A ban on “discussing” sexual orientation in classroom discussion means not only that teachers cannot bring it up, but also that they cannot answer or address questions raised by students. Up to the 12th grade (!!)

The full text of the law can be found here.


TikTok is suing over Montana’s ban. The company filed a lawsuit Monday challenging a statewide ban put into effect last week by Republican Greg Gianforte, Gov. of Montana. Montana’s ‘extraordinary and unprecedented action’. [are] “Based on nothing more than baseless speculation,” the TikTok complaint says, claiming that the ban violates the First Amendment.
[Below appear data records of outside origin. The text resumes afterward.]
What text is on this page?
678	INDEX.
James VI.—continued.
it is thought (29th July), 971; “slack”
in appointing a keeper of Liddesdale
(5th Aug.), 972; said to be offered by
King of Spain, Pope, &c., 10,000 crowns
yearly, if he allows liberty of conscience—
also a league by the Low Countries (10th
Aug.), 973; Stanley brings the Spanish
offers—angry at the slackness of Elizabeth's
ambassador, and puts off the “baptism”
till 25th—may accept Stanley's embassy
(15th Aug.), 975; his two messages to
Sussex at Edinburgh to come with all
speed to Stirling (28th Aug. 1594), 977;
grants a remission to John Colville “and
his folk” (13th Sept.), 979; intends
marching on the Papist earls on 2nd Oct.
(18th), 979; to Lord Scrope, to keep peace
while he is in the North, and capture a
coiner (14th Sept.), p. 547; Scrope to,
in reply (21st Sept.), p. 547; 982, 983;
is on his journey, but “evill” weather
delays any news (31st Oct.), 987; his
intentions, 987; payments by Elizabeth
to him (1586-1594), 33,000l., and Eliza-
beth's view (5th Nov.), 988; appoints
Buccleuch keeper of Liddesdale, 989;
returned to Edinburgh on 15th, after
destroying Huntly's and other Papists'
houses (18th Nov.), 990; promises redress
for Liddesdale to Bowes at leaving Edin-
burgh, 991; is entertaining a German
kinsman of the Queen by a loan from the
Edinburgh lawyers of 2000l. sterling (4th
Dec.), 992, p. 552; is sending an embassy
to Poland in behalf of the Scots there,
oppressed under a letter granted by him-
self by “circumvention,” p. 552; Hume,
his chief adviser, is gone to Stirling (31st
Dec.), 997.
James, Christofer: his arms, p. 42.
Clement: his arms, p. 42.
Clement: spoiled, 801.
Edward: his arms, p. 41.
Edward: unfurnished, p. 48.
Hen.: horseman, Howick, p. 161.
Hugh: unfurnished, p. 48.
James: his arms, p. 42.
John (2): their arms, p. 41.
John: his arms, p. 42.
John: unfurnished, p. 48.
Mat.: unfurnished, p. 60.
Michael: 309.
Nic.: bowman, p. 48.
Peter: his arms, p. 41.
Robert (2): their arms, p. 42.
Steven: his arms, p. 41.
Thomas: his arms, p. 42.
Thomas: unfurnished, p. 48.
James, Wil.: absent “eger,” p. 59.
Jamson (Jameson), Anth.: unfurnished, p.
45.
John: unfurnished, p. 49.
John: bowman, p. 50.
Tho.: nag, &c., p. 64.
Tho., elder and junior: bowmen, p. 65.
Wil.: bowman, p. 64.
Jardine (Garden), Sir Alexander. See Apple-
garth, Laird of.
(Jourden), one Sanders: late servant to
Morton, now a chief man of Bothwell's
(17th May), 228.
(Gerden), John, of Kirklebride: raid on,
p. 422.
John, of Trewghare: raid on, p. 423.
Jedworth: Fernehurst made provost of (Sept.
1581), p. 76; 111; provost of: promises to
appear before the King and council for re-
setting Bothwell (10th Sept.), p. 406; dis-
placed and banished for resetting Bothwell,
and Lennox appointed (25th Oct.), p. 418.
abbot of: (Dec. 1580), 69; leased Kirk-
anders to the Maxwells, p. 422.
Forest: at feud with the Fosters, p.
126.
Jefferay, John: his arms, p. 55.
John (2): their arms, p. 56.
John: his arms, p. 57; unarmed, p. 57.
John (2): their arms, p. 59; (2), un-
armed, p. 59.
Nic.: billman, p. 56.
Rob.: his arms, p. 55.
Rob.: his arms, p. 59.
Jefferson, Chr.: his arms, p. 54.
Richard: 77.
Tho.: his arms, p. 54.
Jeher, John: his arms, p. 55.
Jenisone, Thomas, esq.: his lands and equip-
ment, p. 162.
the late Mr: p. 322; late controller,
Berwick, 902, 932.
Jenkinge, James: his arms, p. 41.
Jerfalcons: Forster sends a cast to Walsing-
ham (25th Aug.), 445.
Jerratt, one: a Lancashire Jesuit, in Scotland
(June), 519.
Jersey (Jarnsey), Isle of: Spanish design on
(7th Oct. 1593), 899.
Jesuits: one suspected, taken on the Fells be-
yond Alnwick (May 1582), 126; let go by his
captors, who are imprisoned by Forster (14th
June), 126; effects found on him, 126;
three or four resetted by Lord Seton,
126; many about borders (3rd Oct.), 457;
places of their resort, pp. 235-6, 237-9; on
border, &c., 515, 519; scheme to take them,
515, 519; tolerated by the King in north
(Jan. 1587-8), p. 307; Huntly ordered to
TikTok “is challenging Montana’s unconstitutional TikTok ban to protect our business and the hundreds of thousands of TikTok users in Montana,” spokeswoman Brooke Oberwetter said.

This is the second lawsuit filed under Montana’s new law. Last week, law firm Davis Wright Tremaine filed suit on behalf of five TikTok content creators.


• New research “adds to growing concern that recycling is not as effective a solution to the plastic pollution problem as many may think,” notes the Washington Post Allyson Chiu. “A recent peer-reviewed study focused on a UK recycling facility suggests that between 6 and 13 per cent of the plastic processed could end up in the water or air as microplastics.” (Reason has reported on this for years.)

• Josh Hawley continues to be the worst: “As the deadline for a deal to raise the debt limit nears, Senator Josh Hawley (R–Mo.) says any deal should include a massive tax hike for Americans,” reports Reason Böhm’s Eric .

• Are national conservatives doing something right? Reason editors Matt Welch, Katherine Mangu-Ward, Nick Gillespie and Peter Suderman discuss.

• The Department of Education investigated a Georgia school district for the district’s removal of library books on race, gender and sexuality, suggesting that the removal created a “hostile environment.”

• DC’s Union Station renovation represents “everything that’s wrong with America’s infrastructure,” writes travel blogger Gary Leff.

• In some places, living with friends is still technically illegal.

• More women are joining a lawsuit challenging the Texas ban on abortion unless the mother’s life is in danger. More than a dozen Texas women have now joined the lawsuit, according to the Associated Press.

• “On Monday, European regulators fined Meta $1.3 billion for failing to adequately protect user data in transit from Europe to the United States,” reports the Washington Post.

• The journal Restorative Neurology and Neuroscience retracted 13 articles that “contained material that appeared fraudulent.”